Bitcoin's correction driven by hedge funds and the long squeeze
The $10 billion repayment to former Mt.Gox customers was the most talked about news in crypto this week. Leaning on the impact of Mt.Gox, opponents of cryptocurrency rushed to declare the beginning of bear season. Economist Peter Schiff sneered at ETF buyers who favoured Bitcoin:
Mt.Gox Bitcoins haven't even been returned yet, and Bitcoin ETF buyers are already recording a 24% drop against gold... How long will it be before they realise they have made a mistake?
However, this is based on a superficial view of the nature of pricing. We explained why refunding Mt.Gox customers will not have long-term negative consequences. Today, we'll explain the reasons for the correction.
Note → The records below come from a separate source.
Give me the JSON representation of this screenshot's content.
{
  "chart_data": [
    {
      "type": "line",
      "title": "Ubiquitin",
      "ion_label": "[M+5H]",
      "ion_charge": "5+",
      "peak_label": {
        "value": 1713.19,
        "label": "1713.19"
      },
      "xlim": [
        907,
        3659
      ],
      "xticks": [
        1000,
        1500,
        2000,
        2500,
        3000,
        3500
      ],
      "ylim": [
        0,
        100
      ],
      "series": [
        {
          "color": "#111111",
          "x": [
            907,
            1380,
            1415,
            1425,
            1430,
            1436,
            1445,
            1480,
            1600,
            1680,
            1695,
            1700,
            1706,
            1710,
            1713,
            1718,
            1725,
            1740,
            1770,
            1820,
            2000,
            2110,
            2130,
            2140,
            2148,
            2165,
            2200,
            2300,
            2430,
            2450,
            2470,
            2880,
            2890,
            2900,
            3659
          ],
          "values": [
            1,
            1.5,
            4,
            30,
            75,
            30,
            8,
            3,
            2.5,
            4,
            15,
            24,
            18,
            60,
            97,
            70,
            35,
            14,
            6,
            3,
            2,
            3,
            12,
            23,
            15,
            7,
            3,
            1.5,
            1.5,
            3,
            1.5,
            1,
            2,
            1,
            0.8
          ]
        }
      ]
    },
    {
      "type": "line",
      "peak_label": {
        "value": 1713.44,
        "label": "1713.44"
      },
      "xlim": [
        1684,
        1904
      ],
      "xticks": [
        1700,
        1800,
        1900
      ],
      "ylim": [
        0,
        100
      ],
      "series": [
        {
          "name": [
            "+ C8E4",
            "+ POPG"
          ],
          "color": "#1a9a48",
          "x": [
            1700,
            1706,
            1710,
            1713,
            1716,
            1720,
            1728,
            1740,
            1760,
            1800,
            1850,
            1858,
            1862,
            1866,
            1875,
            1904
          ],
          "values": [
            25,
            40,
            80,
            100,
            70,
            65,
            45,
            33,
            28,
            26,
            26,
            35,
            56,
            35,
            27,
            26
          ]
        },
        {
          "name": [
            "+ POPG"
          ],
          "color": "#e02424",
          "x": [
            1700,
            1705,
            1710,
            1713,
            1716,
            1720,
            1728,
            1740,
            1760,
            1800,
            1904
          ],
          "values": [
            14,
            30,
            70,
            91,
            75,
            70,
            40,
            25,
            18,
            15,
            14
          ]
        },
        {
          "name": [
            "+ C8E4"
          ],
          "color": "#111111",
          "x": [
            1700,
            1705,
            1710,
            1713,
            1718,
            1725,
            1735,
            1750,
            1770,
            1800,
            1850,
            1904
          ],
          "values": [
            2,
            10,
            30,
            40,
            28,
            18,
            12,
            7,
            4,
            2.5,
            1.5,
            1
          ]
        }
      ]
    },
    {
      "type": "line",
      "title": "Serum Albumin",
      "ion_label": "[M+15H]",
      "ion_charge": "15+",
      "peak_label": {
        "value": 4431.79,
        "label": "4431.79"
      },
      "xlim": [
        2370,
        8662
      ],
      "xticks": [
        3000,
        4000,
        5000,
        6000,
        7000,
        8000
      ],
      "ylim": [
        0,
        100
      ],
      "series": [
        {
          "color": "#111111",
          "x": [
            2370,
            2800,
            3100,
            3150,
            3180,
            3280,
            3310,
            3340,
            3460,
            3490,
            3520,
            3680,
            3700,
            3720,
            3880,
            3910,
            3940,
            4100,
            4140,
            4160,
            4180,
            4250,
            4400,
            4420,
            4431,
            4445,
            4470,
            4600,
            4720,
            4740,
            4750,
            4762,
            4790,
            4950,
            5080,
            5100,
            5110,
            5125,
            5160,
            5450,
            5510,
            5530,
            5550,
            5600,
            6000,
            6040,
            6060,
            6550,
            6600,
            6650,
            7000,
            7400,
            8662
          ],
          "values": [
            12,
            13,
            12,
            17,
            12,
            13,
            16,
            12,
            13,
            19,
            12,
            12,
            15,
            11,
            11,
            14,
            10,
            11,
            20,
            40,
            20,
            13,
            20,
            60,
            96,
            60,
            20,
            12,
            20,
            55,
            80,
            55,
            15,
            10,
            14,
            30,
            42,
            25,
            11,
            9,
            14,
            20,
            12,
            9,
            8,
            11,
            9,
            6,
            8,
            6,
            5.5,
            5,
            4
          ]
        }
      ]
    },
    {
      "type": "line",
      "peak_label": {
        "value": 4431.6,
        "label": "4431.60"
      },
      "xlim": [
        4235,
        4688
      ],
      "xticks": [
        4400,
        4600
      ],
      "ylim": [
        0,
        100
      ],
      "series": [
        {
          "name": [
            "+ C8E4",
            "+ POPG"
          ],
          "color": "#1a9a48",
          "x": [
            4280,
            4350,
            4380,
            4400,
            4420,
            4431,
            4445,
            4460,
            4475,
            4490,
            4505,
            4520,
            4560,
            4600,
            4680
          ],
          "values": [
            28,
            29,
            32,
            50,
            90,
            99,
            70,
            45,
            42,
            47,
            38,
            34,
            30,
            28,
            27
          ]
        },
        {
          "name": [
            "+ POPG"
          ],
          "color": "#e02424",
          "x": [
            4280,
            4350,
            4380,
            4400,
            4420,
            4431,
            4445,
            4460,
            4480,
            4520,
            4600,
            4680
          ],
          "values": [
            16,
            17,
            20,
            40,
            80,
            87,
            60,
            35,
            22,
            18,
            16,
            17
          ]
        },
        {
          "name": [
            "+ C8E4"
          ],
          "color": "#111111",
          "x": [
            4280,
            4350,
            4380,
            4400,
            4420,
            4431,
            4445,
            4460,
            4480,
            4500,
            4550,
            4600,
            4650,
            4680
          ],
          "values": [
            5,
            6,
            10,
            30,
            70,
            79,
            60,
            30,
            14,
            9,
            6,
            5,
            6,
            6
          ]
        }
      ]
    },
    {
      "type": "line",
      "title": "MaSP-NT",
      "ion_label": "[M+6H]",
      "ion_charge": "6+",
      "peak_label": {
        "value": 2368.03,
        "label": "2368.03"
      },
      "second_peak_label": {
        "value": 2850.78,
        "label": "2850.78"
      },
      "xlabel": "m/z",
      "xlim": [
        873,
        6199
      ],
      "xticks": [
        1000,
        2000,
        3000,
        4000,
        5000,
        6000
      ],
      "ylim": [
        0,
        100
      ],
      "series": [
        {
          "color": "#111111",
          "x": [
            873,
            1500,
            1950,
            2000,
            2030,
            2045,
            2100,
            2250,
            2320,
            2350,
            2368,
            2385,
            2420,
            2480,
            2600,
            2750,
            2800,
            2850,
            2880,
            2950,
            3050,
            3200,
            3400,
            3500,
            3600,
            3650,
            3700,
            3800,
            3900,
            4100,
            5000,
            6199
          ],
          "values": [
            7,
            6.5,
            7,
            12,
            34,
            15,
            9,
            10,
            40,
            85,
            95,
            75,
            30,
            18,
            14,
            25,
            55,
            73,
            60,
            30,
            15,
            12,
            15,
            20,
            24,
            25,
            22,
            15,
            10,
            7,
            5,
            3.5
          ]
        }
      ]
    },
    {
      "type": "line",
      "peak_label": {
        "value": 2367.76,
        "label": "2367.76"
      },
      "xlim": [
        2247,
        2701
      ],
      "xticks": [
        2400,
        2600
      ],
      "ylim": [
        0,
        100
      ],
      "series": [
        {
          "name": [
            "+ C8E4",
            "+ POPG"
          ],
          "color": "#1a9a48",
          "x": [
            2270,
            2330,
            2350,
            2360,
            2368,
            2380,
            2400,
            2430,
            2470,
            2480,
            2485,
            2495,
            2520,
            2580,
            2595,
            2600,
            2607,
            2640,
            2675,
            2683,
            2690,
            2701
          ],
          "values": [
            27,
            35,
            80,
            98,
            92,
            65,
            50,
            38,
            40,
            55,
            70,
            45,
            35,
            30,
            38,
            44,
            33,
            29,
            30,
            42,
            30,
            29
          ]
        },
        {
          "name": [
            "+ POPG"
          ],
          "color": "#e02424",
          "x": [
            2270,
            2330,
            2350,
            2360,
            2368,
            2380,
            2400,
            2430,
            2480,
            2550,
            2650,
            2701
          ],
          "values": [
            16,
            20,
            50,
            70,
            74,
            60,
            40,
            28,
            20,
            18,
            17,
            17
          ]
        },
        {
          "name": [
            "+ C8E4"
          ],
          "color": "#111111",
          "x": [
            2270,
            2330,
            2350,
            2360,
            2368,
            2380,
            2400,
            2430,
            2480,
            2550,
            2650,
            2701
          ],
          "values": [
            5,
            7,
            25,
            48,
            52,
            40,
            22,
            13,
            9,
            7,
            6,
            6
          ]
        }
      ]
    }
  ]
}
The first, which is to be expected, is profit-taking when a new record-high price is reached. For example, long-term holder whales set a record by selling $1.2 billion worth of coins over two weeks in June.
The second reason lies in the 'long squeeze,' where excessive optimism in the derivatives market leads to an overabundance of long margin positions (and an increase in the funding rate), and a drop in price triggers a cascade of liquidations. Over the past day, $157 million worth of bullish positions were forcibly liquidated.
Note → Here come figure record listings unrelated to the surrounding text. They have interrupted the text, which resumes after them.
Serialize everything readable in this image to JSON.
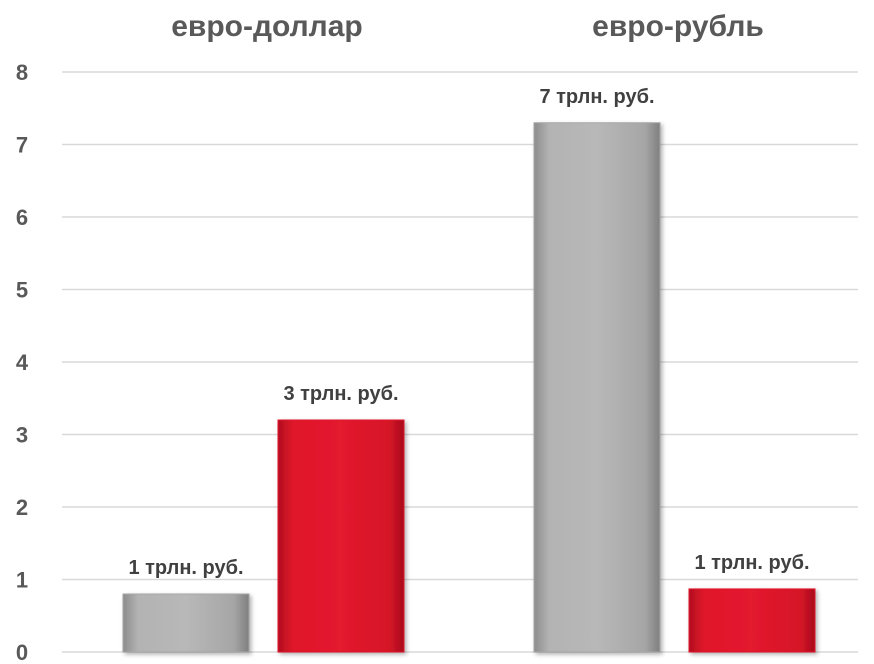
{
  "chart_data": {
    "type": "bar",
    "categories": [
      "евро-доллар",
      "евро-рубль"
    ],
    "series": [
      {
        "color": "#a6a6a6",
        "values": [
          0.8,
          7.3
        ],
        "labels": [
          "1 трлн. руб.",
          "7 трлн. руб."
        ]
      },
      {
        "color": "#e0162b",
        "values": [
          3.2,
          0.87
        ],
        "labels": [
          "3 трлн. руб.",
          "1 трлн. руб."
        ]
      }
    ],
    "yticks": [
      "0",
      "1",
      "2",
      "3",
      "4",
      "5",
      "6",
      "7",
      "8"
    ],
    "ylim": [
      0,
      8
    ],
    "grid": true,
    "legend": "none"
  }
}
The third is driven by hedge funds selling Bitcoin on the spot market. As long as the price remained near highs and traders predominantly opened long positions, arbitrage trading flourished. Hedge funds sold futures contracts on the CME and bought coins on the spot market (including through ETFs) for the same amount. The positive funding rate (the difference in value between the contract and the underlying asset) generated the income.
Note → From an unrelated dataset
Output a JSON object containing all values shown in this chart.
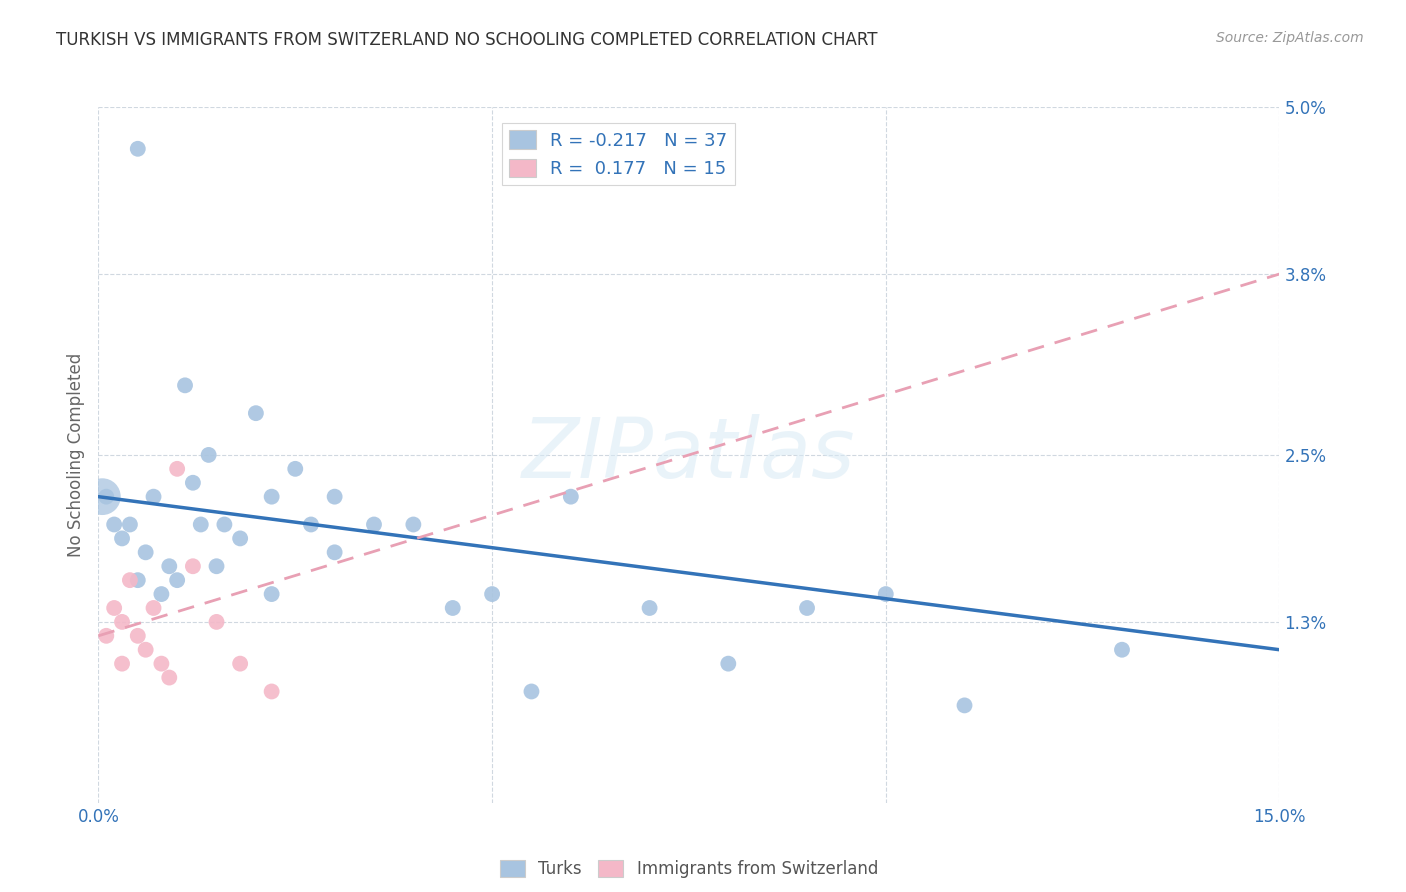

As soon as the funding rate reverted to neutral, hedge funds began rebalancing positions (closing futures contracts and selling Bitcoin on the spot market).
Now the market is returning to equilibrium, as long-term holders have reduced profit-taking, overheating in the derivatives market is no longer an issue, hedge funds have reduced their spot market sales, and scared investors have 'digested' the news of Mt.Gox's impact.
After a protracted seven-day sell-off, Bitcoin ETFs saw an inflow of $31 million on 25 June.